Now click reverse on the remote control if you would, back to afternoon on Easter Sunday. A couple of Jesus' followers are trudging along the road to Emmaus, headed back to whatever is left of the lives they lived before Jesus came along. You probably know this story already. Jesus, disguised as a stranger, joins the disciples on the road. They chat as they walk, the disciples being impressed with the stranger's knowledge of scripture as it applies to their former Messiah. They reach Emmaus, invite the stranger in to dinner, and in a moment forever immortalized in our liturgy, the bread is broken and Jesus is there. Jesus vanishes and the Disciples run home to tell their friends what happened.

In the days, weeks, months, and even years following the great events of Holy Week, the Christian church was gradually formed. Many of us think of that early church with a kind of powerful religious nostalgia, imagining that life in the early church must have been so much more dynamic, and exciting, and vital than our own church life. I mean, it's not like the apostles went to vestry meetings, right? Back then it was all about the witnessing and the worshipping.

I don't know. Maybe life in the early church was better. But I bet they had their problems too. People are people, even when they're doing their best to follow the teachings of Jesus. Judging by the three stories we have today, it seems that one thing the early church had was a real sense of being God's people and living in community based only on that. Maybe that early group wasn't a communist utopia with visions of Jesus at every meal, but they had to have had a real sense of love for each other, a real sense of belonging to something amazing, and special, and life changingly blessed by God.
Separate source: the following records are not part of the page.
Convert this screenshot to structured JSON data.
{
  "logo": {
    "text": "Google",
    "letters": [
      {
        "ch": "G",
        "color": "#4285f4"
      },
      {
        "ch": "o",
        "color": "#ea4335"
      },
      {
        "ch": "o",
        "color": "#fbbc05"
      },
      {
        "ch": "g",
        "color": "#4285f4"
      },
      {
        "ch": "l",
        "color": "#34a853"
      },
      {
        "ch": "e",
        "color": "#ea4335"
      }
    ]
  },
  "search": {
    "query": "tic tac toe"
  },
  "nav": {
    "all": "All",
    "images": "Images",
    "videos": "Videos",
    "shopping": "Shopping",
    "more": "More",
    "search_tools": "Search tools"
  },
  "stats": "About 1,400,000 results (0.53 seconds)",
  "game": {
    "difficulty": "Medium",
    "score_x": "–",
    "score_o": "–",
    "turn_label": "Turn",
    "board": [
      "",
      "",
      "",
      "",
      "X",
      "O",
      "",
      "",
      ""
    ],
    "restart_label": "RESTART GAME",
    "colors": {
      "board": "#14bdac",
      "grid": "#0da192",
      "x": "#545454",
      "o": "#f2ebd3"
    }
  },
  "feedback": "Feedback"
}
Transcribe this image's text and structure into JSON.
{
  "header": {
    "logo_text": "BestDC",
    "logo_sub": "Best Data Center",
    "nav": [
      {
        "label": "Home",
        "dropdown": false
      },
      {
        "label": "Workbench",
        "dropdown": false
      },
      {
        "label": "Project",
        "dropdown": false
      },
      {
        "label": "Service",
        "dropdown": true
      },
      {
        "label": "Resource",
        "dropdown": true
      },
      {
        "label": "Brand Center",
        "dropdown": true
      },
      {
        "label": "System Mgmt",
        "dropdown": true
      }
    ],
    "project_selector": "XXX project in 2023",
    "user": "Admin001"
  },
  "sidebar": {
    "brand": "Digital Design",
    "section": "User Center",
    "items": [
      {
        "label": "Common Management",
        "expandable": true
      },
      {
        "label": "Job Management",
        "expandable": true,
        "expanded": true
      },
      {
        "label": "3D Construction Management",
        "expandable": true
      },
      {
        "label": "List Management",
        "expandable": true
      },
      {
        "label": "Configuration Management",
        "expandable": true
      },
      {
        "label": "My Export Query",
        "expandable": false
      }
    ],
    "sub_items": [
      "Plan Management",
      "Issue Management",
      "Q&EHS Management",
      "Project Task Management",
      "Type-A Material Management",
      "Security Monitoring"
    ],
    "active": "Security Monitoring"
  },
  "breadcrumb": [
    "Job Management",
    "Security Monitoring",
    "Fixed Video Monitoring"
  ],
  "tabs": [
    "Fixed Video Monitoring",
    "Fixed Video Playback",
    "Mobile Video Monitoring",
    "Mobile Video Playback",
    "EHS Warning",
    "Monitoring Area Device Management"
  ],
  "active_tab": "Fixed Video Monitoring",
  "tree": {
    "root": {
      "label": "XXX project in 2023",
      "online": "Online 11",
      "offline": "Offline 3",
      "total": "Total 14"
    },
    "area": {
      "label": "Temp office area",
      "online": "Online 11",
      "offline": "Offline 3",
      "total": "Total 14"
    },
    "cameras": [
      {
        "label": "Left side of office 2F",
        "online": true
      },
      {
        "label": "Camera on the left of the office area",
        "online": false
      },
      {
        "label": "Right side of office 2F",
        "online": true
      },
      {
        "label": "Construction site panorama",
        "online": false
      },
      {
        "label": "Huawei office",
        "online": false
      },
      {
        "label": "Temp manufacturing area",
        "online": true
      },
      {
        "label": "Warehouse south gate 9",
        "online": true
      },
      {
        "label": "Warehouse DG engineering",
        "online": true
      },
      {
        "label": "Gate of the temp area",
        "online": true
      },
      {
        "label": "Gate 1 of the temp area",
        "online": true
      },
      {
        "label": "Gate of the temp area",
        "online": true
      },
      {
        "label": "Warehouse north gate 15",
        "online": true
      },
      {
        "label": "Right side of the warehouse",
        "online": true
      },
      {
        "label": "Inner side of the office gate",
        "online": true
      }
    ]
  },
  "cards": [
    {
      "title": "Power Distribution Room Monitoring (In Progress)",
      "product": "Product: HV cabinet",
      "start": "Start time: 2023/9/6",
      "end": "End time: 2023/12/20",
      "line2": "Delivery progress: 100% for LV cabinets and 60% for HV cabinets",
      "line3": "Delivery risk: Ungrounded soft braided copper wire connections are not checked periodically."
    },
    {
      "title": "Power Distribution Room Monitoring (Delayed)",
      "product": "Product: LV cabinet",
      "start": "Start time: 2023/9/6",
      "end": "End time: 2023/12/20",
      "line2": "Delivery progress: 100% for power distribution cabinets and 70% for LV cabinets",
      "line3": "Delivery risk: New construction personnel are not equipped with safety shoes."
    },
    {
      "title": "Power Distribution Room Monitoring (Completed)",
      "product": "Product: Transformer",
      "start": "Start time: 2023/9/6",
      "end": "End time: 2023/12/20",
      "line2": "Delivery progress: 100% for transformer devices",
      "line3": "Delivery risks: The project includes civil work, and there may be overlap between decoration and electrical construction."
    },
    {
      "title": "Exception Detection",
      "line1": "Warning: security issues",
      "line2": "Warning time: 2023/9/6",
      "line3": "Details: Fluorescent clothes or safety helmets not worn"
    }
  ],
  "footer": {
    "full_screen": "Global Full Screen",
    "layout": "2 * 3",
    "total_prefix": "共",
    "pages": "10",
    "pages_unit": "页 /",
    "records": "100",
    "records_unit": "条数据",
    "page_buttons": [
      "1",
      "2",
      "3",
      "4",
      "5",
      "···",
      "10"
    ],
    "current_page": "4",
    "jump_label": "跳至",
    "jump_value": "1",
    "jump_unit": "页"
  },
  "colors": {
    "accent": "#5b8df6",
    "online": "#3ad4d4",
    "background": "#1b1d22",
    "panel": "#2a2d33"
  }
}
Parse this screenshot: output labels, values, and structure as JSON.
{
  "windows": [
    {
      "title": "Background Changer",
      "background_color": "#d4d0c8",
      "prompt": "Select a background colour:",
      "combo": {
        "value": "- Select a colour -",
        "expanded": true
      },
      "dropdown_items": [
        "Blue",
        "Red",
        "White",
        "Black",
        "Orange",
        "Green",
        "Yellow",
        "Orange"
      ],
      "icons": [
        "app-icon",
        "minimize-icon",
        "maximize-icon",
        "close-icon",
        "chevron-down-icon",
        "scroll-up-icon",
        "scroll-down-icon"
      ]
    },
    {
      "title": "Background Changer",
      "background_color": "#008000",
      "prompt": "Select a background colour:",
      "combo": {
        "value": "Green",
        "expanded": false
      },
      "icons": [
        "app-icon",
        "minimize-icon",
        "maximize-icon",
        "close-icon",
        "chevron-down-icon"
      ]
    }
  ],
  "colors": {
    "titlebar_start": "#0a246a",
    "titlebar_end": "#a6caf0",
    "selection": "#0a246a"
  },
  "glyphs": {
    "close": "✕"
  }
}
That kind of feeling-that kind of community-is not something you can automatically pass down through two thousand years of church politics. Yet neither is it something that can only be had in the first years of a new and powerful faith. That kind of community is available to us, here and now, just as it was to the first followers of Jesus. They shared their meals, we can share ours. They shared their wealth, we can share ours. They spent their time together trying to show the world why living the life Jesus set out for us can make us better, more loving people. We can show the world that too. AMEN.